Mas, como quer que seja, o falsete lirico - designação
que introduzo aqui por minha conta e risco, na ausencia de alguma
outra já consagrada - requer do autor atitude e visão
prevenidas em face das coisas, das criaturas, de si mesmo. É,
em suma, um processo que serve para dar freio às expansões
muito intimas e vivazes, e que, em momentos agudos, chega a converter
o puro lirismo no seu antipoda, no humorismo puro.

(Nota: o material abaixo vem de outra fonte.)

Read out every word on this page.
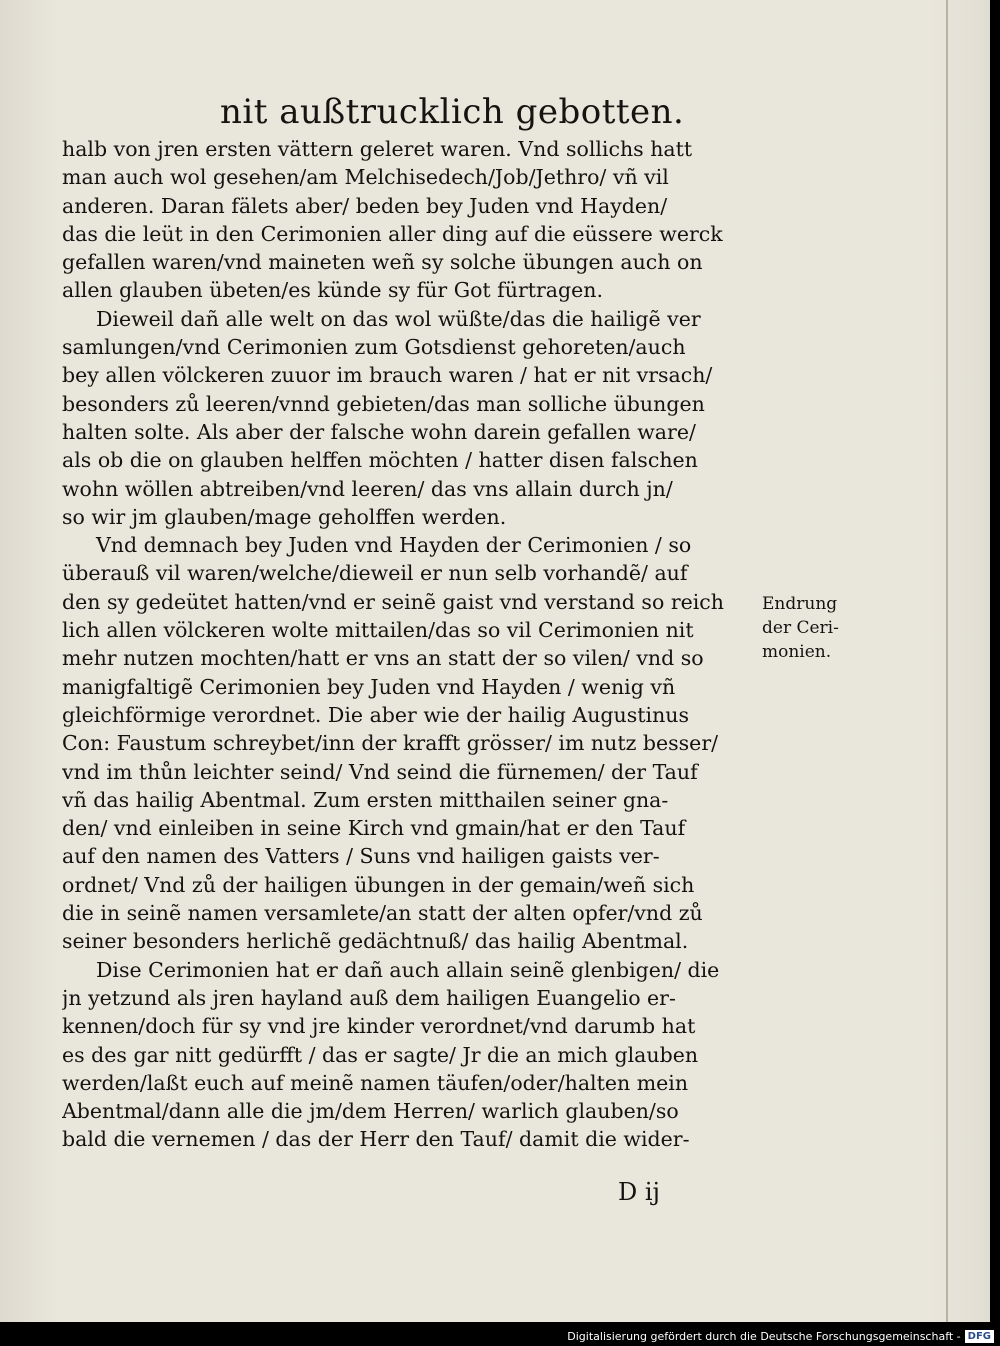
nit außtrucklich gebotten.
halb von jren ersten vättern geleret waren. Vnd sollichs hatt
man auch wol gesehen/am Melchisedech/Job/Jethro/ vñ vil
anderen. Daran fälets aber/ beden bey Juden vnd Hayden/
das die leüt in den Cerimonien aller ding auf die eüssere werck
gefallen waren/vnd maineten weñ sy solche übungen auch on
allen glauben übeten/es künde sy für Got fürtragen.
Dieweil dañ alle welt on das wol wüßte/das die hailigẽ ver
samlungen/vnd Cerimonien zum Gotsdienst gehoreten/auch
bey allen völckeren zuuor im brauch waren / hat er nit vrsach/
besonders zů leeren/vnnd gebieten/das man solliche übungen
halten solte. Als aber der falsche wohn darein gefallen ware/
als ob die on glauben helffen möchten / hatter disen falschen
wohn wöllen abtreiben/vnd leeren/ das vns allain durch jn/
so wir jm glauben/mage geholffen werden.
Vnd demnach bey Juden vnd Hayden der Cerimonien / so
überauß vil waren/welche/dieweil er nun selb vorhandẽ/ auf
den sy gedeütet hatten/vnd er seinẽ gaist vnd verstand so reich
lich allen völckeren wolte mittailen/das so vil Cerimonien nit
mehr nutzen mochten/hatt er vns an statt der so vilen/ vnd so
manigfaltigẽ Cerimonien bey Juden vnd Hayden / wenig vñ
gleichförmige verordnet. Die aber wie der hailig Augustinus
Con: Faustum schreybet/inn der krafft grösser/ im nutz besser/
vnd im thůn leichter seind/ Vnd seind die fürnemen/ der Tauf
vñ das hailig Abentmal. Zum ersten mitthailen seiner gna-
den/ vnd einleiben in seine Kirch vnd gmain/hat er den Tauf
auf den namen des Vatters / Suns vnd hailigen gaists ver-
ordnet/ Vnd zů der hailigen übungen in der gemain/weñ sich
die in seinẽ namen versamlete/an statt der alten opfer/vnd zů
seiner besonders herlichẽ gedächtnuß/ das hailig Abentmal.
Dise Cerimonien hat er dañ auch allain seinẽ glenbigen/ die
jn yetzund als jren hayland auß dem hailigen Euangelio er-
kennen/doch für sy vnd jre kinder verordnet/vnd darumb hat
es des gar nitt gedürfft / das er sagte/ Jr die an mich glauben
werden/laßt euch auf meinẽ namen täufen/oder/halten mein
Abentmal/dann alle die jm/dem Herren/ warlich glauben/so
bald die vernemen / das der Herr den Tauf/ damit die wider-
Endrung
der Ceri-
monien.
D ij
Digitalisierung gefördert durch die Deutsche Forschungsgemeinschaft - DFG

Contudo uma sabia dosagem, que permita equilibrarem-se esses termos
antagonicos, nunca é mortal para a poesia verdadeira, tanto
é certo que esta costuma definhar na pureza, e que, por outro
lado, só pode ganhar em altitude quando na vizinhança
dos seus inimigos intimos. A boa poesia não se mantem por
longo tempo em estado simples. E entre nós, o mestre consumado
na arte de misturar os contrarios é um poeta: Carlos Drummond
de Andrade.
Nestas cronicas de Rubem Braga encontramos, sem duvida, um pouco
daquela atitude prevenida, capaz de frenar as mais limpidas emoções.
Apenas a prevenção não nasce, aqui, da experiencia
ou do desengano. Há nela qualquer coisa de paradisiaco e
matinal, de avesso a toda sabedoria premeditada, se bem que, as
vezes, não hesite em falar na grave linguagem dos apologos.

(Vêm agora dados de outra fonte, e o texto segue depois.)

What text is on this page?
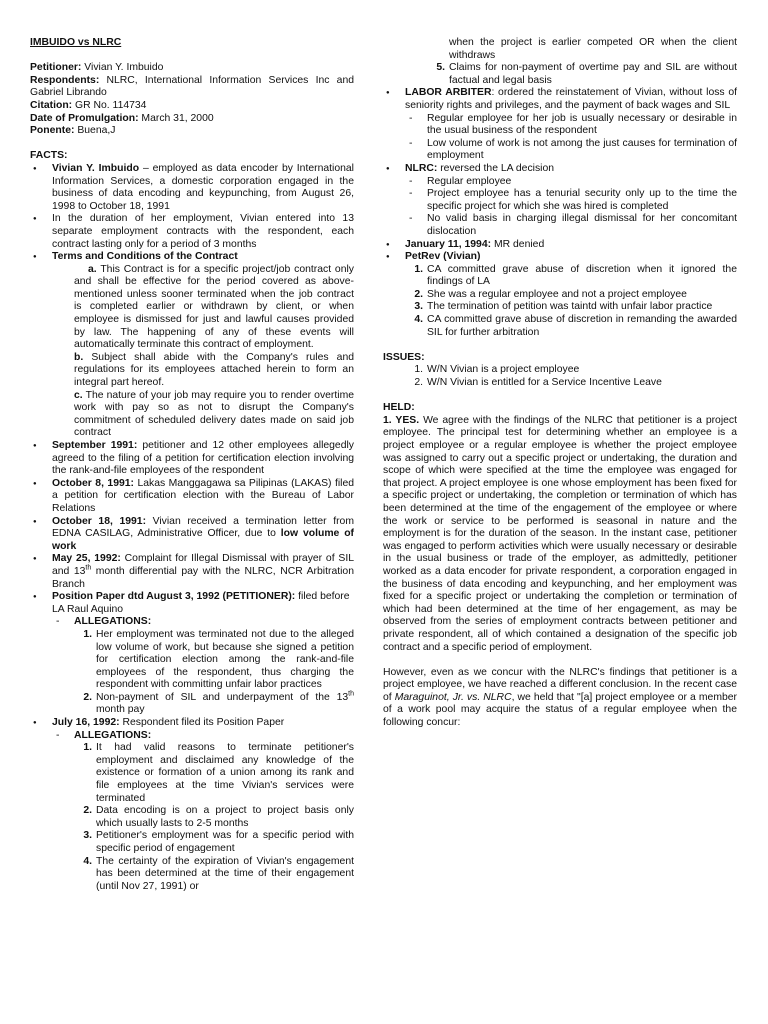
IMBUIDO vs NLRC

Petitioner: Vivian Y. Imbuido

Respondents: NLRC, International Information Services Inc and Gabriel Librando

Citation: GR No. 114734

Date of Promulgation: March 31, 2000

Ponente: Buena,J

FACTS:

● Vivian Y. Imbuido – employed as data encoder by International Information Services, a domestic corporation engaged in the business of data encoding and keypunching, from August 26, 1998 to October 18, 1991

● In the duration of her employment, Vivian entered into 13 separate employment contracts with the respondent, each contract lasting only for a period of 3 months

● Terms and Conditions of the Contract

a. This Contract is for a specific project/job contract only and shall be effective for the period covered as above-mentioned unless sooner terminated when the job contract is completed earlier or withdrawn by client, or when employee is dismissed for just and lawful causes provided by law. The happening of any of these events will automatically terminate this contract of employment.

b. Subject shall abide with the Company's rules and regulations for its employees attached herein to form an integral part hereof.

c. The nature of your job may require you to render overtime work with pay so as not to disrupt the Company's commitment of scheduled delivery dates made on said job contract

● September 1991: petitioner and 12 other employees allegedly agreed to the filing of a petition for certification election involving the rank-and-file employees of the respondent

● October 8, 1991: Lakas Manggagawa sa Pilipinas (LAKAS) filed a petition for certification election with the Bureau of Labor Relations

● October 18, 1991: Vivian received a termination letter from EDNA CASILAG, Administrative Officer, due to low volume of work

● May 25, 1992: Complaint for Illegal Dismissal with prayer of SIL and 13th month differential pay with the NLRC, NCR Arbitration Branch

● Position Paper dtd August 3, 1992 (PETITIONER): filed before LA Raul Aquino

- ALLEGATIONS:

1. Her employment was terminated not due to the alleged low volume of work, but because she signed a petition for certification election among the rank-and-file employees of the respondent, thus charging the respondent with committing unfair labor practices

2. Non-payment of SIL and underpayment of the 13th month pay

● July 16, 1992: Respondent filed its Position Paper

- ALLEGATIONS:

1. It had valid reasons to terminate petitioner's employment and disclaimed any knowledge of the existence or formation of a union among its rank and file employees at the time Vivian's services were terminated

2. Data encoding is on a project to project basis only which usually lasts to 2-5 months

3. Petitioner's employment was for a specific period with specific period of engagement

4. The certainty of the expiration of Vivian's engagement has been determined at the time of their engagement (until Nov 27, 1991) or

when the project is earlier competed OR when the client withdraws

5. Claims for non-payment of overtime pay and SIL are without factual and legal basis

● LABOR ARBITER: ordered the reinstatement of Vivian, without loss of seniority rights and privileges, and the payment of back wages and SIL

- Regular employee for her job is usually necessary or desirable in the usual business of the respondent

- Low volume of work is not among the just causes for termination of employment

● NLRC: reversed the LA decision

- Regular employee

- Project employee has a tenurial security only up to the time the specific project for which she was hired is completed

- No valid basis in charging illegal dismissal for her concomitant dislocation

● January 11, 1994: MR denied

● PetRev (Vivian)

1. CA committed grave abuse of discretion when it ignored the findings of LA

2. She was a regular employee and not a project employee

3. The termination of petition was taintd with unfair labor practice

4. CA committed grave abuse of discretion in remanding the awarded SIL for further arbitration

ISSUES:

1. W/N Vivian is a project employee

2. W/N Vivian is entitled for a Service Incentive Leave

HELD:

1. YES. We agree with the findings of the NLRC that petitioner is a project employee. The principal test for determining whether an employee is a project employee or a regular employee is whether the project employee was assigned to carry out a specific project or undertaking, the duration and scope of which were specified at the time the employee was engaged for that project. A project employee is one whose employment has been fixed for a specific project or undertaking, the completion or termination of which has been determined at the time of the engagement of the employee or where the work or service to be performed is seasonal in nature and the employment is for the duration of the season. In the instant case, petitioner was engaged to perform activities which were usually necessary or desirable in the usual business or trade of the employer, as admittedly, petitioner worked as a data encoder for private respondent, a corporation engaged in the business of data encoding and keypunching, and her employment was fixed for a specific project or undertaking the completion or termination of which had been determined at the time of her engagement, as may be observed from the series of employment contracts between petitioner and private respondent, all of which contained a designation of the specific job contract and a specific period of employment.

However, even as we concur with the NLRC's findings that petitioner is a project employee, we have reached a different conclusion. In the recent case of Maraguinot, Jr. vs. NLRC, we held that "[a] project employee or a member of a work pool may acquire the status of a regular employee when the following concur:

É certo, porem, que o proprio Belzebu (em "Eu e Bebu
na Hora Neutra da Madrugada"), depois de uma luta cronica para
subverter todo o plano da Criação, não duvida,
ele proprio, em entrar na igreja e assistir ao santo sacrificio
da missa, tal como o mais exemplar dos devotos.
A parte do misterio acha-se sempre presente na ordem talvez arbitraria
e em todo caso insondavel, em que foram postas as coisas no mundo.
Se uma catastrofe tremenda viesse a transtornar essa ordem familiar,
teriamos, por momentos, alguma dificuldade em aquiescer aos novos
habitos que ela imporia, tão eficaz, na verdade, é
o poder da rotina. Mas quem nos diz que não os aceitariamos,
ao cabo, se surgissem bem amparados num tecido de prestigiosas convenções?
Certa vez, a Prefeitura de São Paulo resolveu abolir diversas
linhas de bondes. O homem que esperava pelo seu "camarão"
foi advertido de que seu "camarão" não existia
mais. Houve protestos e confusão. "Ninguem sabia onde
tomar o bonde, nem o nome do bonde, nem o caminho do bonde. Os guarda-civis
(seja dita a verdade) informavam com a maior gentileza. Informavam
e depois tomavam bondes errados, porque eles tambem não sabiam.
E alguem murmurava: mas onde estás, bonde "Brigadeiro
Galvão"? E tu, "Vila Clementino"...?"
Mas amanhã, com certeza, todos se submeterão humildes
aos novos decretos desse poderoso agente da Divina Providencia,
que e a Prefeitura paulistana.
Em realidade um absurdo é tão bom quanto qualquer
outro, desde que se encorpore a alguma ordem legal. Ha milagres,
contudo, que desafiam perenemente toda ordem legal e se recusam
à sistematização. A mulher loura, por exemplo,
que sorriu certa vez no terceiro banco do bonde de Santa Cecilia,
constitui uma infração às sabias posturas que
regem a existencia dos homens num mundo precario, chegando talvez
a representar o germe de algum insolito cataclismo. Não se
podem indagar, sem risco, os motivos desse disparate, assim como
não parece licito perguntar, na aula de inglês, por
que a inacreditavel palavra "ash-tray" quer dizer tão
somente "cinzeiro", não "hipoteca" por
exemplo, ou "enxaqueca", o que seria, sem duvida, mais
exato.
O certo é que esses misterios inescrutaveis hão de
desafiar para sempre as regras da ciencia tanto quanto as leis da
prudendia. Para tentar captá-los é indispensavel uma
visão particular e verdadeiramente poetica, isto é,
atenta mais à singularidade essencial de cada coisa - do
pormenor sobre a linha, de cada nota isolada sobre a melodia, da
cor sobre o desenho - do que ao seu encadeamento em uma norma coerente.
E para fixá-las não se pedem palavras magicas ou linguagens
prodigiosas, pois o milagre visivel e presente dispensa por si só
as formulas encantatorias. Não é de estranhar, assim,
que Rubem Braga, numa prosa feita de simplicidade de cordura, de
contrita devoção diante da maravilha cotidiana, nos
venha oferecendo paginas de generosa poesia.